As a community space or venue, you may have had to provide catering for small or large groups of people. The following section sets out some simple guidelines and advice on reducing your waste and environmental impact when catering. It also offers some advice if you find you are catering for 40 hungry Nevis Ensemble musicians.

Equipment and Appliances

If you have a kitchen with several appliances in your venue or community space, there are several things you can do to reduce emissions, which will also reduce your energy bills!

  • Have an overnight switch-off policy so that vending machines, microwaves and any electrical equipment is turned off overnight or when not in use. This can be made easier by purchasing timers that automatically switch on and off at required times. These are usually available from any major hardware store.
  • Ensure fridges and freezers are regularly defrosted so that they are not working harder and using more energy than they need to.

Single-Use Plastic

In the UK it is estimated that five million tonnes of plastic is used every year, nearly half of which is packaging. Unfortunately, much of this which is put in the recycling in fact isn’t recycled at all.  Thousands of tonnes of household plastic packaging put out for recycling, as well as other kind of plastic waste, ends up in waste incinerators in the UK. Well over half of the plastic packaging that is sent to be recycled is actually being sent abroad to countries with very low recycling rates.

Plastic waste often does not decompose and can last centuries in landfill, or else end up as litter in the natural environment, which in turn can pollute soils, rivers and oceans, and harm the creatures that inhabit them. Plastic waste is also harmful for people, and in countries where plastic waste is dumped, it is causing serious health problems for people that live nearby.

There are several ways you can reduce your use of single-use plastic:

  • Consider providing washable crockery for members/staff to eat and drink from to discourage the use of disposables. 
  • Change all disposables to reusable or compostable products. Most compostable disposable companies such as Vegware are not in fact home compostable but must be sent to a special facility in order to decompose. If you have a waste contractor, it is important to check that your Vegware products can be collected and disposed of correctly, and this might involve having a separate collection bin.
  • Provide free tap water so visitors and staff can refill their bottles.

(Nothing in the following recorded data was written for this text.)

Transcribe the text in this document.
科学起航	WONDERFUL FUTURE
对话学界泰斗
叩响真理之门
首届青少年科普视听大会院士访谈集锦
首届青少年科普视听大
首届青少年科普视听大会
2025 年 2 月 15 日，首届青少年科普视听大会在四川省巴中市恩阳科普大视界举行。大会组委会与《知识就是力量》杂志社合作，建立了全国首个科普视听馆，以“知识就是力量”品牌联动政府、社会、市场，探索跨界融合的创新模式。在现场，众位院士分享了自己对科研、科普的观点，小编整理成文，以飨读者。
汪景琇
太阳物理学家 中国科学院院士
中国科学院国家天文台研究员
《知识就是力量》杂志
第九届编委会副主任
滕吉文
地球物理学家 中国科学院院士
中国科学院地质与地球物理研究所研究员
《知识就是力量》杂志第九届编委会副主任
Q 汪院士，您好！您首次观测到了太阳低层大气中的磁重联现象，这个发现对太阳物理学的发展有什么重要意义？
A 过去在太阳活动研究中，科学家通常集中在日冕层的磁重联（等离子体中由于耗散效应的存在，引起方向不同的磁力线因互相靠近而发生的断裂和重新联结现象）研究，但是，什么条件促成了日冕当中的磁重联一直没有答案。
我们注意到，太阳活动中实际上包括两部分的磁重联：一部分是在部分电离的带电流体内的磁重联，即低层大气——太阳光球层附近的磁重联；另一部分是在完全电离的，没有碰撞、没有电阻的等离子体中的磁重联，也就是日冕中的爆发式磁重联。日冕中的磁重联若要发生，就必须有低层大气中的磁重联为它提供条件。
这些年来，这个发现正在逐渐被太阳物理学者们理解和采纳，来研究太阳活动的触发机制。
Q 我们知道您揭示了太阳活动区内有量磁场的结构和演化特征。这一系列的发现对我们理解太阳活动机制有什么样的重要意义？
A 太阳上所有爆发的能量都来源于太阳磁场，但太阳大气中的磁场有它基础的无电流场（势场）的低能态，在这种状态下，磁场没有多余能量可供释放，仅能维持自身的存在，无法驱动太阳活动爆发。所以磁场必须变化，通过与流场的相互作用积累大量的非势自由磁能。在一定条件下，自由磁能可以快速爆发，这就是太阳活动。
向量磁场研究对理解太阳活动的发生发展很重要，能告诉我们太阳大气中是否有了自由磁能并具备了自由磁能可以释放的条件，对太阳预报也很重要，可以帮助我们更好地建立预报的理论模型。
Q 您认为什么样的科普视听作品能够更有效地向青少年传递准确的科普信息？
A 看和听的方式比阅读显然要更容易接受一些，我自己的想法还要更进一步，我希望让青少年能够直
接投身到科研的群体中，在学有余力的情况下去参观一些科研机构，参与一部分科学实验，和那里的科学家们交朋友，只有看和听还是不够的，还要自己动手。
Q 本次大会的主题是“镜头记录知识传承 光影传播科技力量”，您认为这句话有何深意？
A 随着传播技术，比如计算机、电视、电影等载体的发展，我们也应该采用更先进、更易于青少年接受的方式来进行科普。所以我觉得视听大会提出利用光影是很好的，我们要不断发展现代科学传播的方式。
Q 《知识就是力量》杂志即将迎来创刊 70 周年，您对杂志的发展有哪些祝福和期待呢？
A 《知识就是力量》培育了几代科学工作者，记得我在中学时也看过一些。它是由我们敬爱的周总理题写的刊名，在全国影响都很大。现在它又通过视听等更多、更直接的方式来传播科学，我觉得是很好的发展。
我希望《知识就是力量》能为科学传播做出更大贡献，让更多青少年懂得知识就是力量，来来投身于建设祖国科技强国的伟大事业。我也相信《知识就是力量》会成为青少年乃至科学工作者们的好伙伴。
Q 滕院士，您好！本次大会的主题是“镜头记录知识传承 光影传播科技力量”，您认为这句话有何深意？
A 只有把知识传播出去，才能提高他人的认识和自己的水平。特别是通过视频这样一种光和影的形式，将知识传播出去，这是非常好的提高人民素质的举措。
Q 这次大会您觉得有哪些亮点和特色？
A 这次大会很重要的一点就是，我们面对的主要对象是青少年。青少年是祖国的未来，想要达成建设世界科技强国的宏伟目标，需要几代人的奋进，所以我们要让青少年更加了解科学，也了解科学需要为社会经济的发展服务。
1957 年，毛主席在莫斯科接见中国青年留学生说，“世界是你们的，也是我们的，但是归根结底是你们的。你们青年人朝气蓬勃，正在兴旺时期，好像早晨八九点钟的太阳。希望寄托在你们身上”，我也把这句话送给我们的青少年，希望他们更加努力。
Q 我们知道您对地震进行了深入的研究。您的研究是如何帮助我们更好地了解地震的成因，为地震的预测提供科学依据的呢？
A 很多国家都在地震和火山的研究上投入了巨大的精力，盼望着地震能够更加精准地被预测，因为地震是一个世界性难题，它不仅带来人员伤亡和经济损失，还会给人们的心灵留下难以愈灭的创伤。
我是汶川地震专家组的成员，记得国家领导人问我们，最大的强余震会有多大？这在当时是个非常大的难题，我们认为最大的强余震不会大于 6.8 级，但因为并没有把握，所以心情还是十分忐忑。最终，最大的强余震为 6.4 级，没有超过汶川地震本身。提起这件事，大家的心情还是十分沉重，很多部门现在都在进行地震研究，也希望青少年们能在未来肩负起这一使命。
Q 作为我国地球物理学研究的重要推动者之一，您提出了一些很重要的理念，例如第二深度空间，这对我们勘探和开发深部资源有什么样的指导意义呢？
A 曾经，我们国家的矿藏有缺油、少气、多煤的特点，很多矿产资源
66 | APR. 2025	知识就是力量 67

Consider implementing a policy on no single-use plastic water bottles. Instead, provide refillable glass water bottles and glasses.
  • Provide really good tea and coffee making facilities so people don’t feel the need to get a take-out and use a wasteful disposable cup. People will save money so will be happier too. You can set up a system where individuals chip in 50p every so often to go towards tea and coffee.
  • Go vegetarian – consider reducing the meat consumption in your venue as far as possible by having meat free days. Emissions from livestock account for 14.5% of global greenhouse gas emissions. Links!

Catering for Nevis Ensemble

If you are offering food for the 40+ musicians and staff that are Nevis Ensemble, here are some guidelines and suggestions for how to feed our hungry bellies.  

  • Each Nevis Ensemble musician will always carry their own keep-cup for hot drinks, as well as a reusable water bottle. Nevis Ensemble prohibits the use of disposable coffee cups on our tour bus, so if you’re providing tea or coffee, we’ll be delighted to fill our keep-cups with these. 
  • Don’t worry about serving water in plastic cups. If you’ve got a tap, we’ll happily fill our water bottles from this.
  • At Nevis Ensemble, we operate on the basis of vegetarianism so as to reduce our meat consumption and encourage a more meat free diet amongst our musicians. If you’re making or purchasing food for the group, we would love if you also made all of this vegetarian. 
  • What about plates? If you’re providing food that needs plates, why not try and get cardboard ones instead of plastic. If that’s not possible, don’t worry, many of our musicians carry Tupperware on them anyway.